[Date Prev][Date Next][Thread Prev][Thread Next][Date Index][Thread Index]
Re: [HTCondor-users] Restarting DAGman nodes
- Date: Wed, 15 May 2013 08:23:04 -0500
- From: Nathan Panike <nwp@xxxxxxxxxxx>
- Subject: Re: [HTCondor-users] Restarting DAGman nodes
Default configuration is for retries to go to the back of its job queue
and DAGMan will resubmit them when it gets to that point.
To get retries to go first, set the configuration variable
DAGMAN_RETRY_NODE_FIRST = True
That is really the only option at this point.
On Tue, May 14, 2013 at 11:11:30PM +0100, Brian Candler wrote:
> When DAGman is running, and some nodes have failed but I have since fixed
> the problem which caused them to fail, and DAGman is still running, is it
> possible to signal to that instance of DAGman to retry failed jobs now?
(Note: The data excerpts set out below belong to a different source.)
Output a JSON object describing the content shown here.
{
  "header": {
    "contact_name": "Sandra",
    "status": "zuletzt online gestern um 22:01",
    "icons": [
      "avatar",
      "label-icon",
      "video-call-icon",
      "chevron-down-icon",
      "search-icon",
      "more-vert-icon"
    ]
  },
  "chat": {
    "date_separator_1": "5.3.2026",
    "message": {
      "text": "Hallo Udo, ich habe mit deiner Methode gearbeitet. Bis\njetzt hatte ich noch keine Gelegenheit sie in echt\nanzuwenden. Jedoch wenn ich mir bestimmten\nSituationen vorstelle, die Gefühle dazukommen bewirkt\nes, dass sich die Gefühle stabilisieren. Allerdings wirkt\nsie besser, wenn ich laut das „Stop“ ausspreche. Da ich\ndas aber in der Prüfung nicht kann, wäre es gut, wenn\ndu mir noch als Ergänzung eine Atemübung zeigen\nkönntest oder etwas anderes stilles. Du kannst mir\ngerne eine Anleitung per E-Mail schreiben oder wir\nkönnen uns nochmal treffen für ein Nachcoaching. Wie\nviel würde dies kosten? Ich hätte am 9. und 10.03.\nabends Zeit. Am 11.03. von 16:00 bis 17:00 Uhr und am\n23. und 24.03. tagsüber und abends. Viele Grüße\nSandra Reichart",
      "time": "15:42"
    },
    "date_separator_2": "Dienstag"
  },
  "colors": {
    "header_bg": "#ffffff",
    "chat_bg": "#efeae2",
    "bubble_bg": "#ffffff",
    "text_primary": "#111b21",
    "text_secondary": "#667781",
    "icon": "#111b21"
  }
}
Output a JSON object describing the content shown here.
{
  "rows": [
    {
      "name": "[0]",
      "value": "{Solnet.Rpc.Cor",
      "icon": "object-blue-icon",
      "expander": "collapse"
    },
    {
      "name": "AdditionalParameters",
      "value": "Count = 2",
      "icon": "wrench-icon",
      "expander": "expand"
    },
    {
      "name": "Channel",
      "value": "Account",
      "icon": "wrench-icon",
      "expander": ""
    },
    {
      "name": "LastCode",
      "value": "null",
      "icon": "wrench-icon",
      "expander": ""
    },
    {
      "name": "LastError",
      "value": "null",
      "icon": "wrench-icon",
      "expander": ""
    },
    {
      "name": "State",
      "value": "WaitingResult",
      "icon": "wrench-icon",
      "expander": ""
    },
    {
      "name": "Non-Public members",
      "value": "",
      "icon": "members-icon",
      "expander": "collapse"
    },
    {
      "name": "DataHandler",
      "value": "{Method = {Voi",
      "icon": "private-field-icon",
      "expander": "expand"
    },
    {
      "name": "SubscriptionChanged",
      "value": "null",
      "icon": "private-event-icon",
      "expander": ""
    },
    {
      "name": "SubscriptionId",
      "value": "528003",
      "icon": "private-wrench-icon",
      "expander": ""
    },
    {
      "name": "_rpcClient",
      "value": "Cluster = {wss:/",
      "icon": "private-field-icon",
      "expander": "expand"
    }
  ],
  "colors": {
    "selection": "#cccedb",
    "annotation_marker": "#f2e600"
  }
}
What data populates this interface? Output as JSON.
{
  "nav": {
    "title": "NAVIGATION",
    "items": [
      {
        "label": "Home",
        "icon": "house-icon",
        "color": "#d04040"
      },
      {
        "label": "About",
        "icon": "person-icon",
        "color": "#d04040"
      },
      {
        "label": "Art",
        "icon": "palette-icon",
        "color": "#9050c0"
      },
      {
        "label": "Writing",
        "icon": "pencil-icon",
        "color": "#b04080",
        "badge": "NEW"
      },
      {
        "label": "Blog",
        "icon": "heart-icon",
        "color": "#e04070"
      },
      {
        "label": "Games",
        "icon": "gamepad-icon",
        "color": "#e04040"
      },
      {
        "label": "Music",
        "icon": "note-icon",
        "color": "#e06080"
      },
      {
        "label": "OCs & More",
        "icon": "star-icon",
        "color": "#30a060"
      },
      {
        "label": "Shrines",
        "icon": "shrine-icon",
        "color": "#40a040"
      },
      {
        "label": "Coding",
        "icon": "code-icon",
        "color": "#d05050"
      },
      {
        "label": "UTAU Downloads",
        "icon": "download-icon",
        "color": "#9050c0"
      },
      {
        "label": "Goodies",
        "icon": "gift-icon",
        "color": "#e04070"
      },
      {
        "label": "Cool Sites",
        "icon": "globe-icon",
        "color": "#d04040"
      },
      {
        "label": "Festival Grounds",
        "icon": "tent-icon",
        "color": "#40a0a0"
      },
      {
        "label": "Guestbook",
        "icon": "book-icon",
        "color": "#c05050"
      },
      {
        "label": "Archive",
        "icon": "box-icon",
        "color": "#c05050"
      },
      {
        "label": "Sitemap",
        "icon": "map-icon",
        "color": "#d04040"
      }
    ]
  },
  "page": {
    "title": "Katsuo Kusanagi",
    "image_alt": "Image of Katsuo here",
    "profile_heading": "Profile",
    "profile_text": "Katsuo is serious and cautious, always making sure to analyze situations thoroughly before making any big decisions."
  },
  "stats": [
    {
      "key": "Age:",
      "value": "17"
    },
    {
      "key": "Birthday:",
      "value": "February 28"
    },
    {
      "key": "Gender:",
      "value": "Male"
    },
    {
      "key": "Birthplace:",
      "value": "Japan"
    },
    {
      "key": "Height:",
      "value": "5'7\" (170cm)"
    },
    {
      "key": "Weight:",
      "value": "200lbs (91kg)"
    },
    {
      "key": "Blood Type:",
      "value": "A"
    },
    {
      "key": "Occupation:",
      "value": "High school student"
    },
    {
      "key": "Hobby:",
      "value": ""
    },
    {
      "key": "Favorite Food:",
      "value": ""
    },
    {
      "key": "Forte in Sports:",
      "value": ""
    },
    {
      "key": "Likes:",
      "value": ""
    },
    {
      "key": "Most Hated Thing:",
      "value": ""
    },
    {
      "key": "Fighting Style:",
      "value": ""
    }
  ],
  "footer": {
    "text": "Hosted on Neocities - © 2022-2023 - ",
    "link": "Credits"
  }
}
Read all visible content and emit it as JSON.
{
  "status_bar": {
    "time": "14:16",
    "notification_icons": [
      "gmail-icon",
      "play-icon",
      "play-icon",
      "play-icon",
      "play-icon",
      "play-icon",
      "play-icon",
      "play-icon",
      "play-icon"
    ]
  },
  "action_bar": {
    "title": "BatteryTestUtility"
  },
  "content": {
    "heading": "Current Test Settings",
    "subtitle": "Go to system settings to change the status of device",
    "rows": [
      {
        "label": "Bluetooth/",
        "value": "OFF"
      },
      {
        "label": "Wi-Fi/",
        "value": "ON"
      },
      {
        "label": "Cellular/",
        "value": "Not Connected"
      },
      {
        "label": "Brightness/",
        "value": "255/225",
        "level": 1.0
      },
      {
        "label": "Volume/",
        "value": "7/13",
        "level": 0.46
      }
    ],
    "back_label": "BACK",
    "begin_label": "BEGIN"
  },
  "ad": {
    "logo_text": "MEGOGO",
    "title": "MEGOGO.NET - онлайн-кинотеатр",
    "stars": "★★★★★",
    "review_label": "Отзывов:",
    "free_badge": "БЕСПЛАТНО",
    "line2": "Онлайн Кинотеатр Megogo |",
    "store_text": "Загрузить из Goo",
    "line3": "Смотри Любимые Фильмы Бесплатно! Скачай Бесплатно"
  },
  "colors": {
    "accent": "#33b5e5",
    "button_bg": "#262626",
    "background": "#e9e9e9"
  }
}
> Otherwise I have to wait for DAGman to drain out all the jobs it is able,
> write out the rescue dag and terminate - at which point I can run
> condor_submit_dag again.
> This does work of course, but (a) some jobs which could be started
> immediately aren't; and (b) if DAGman completes at say 2am then I won't
> restart it until the morning. Both of these mean that the overall time to
> finish processing is longer than it could be.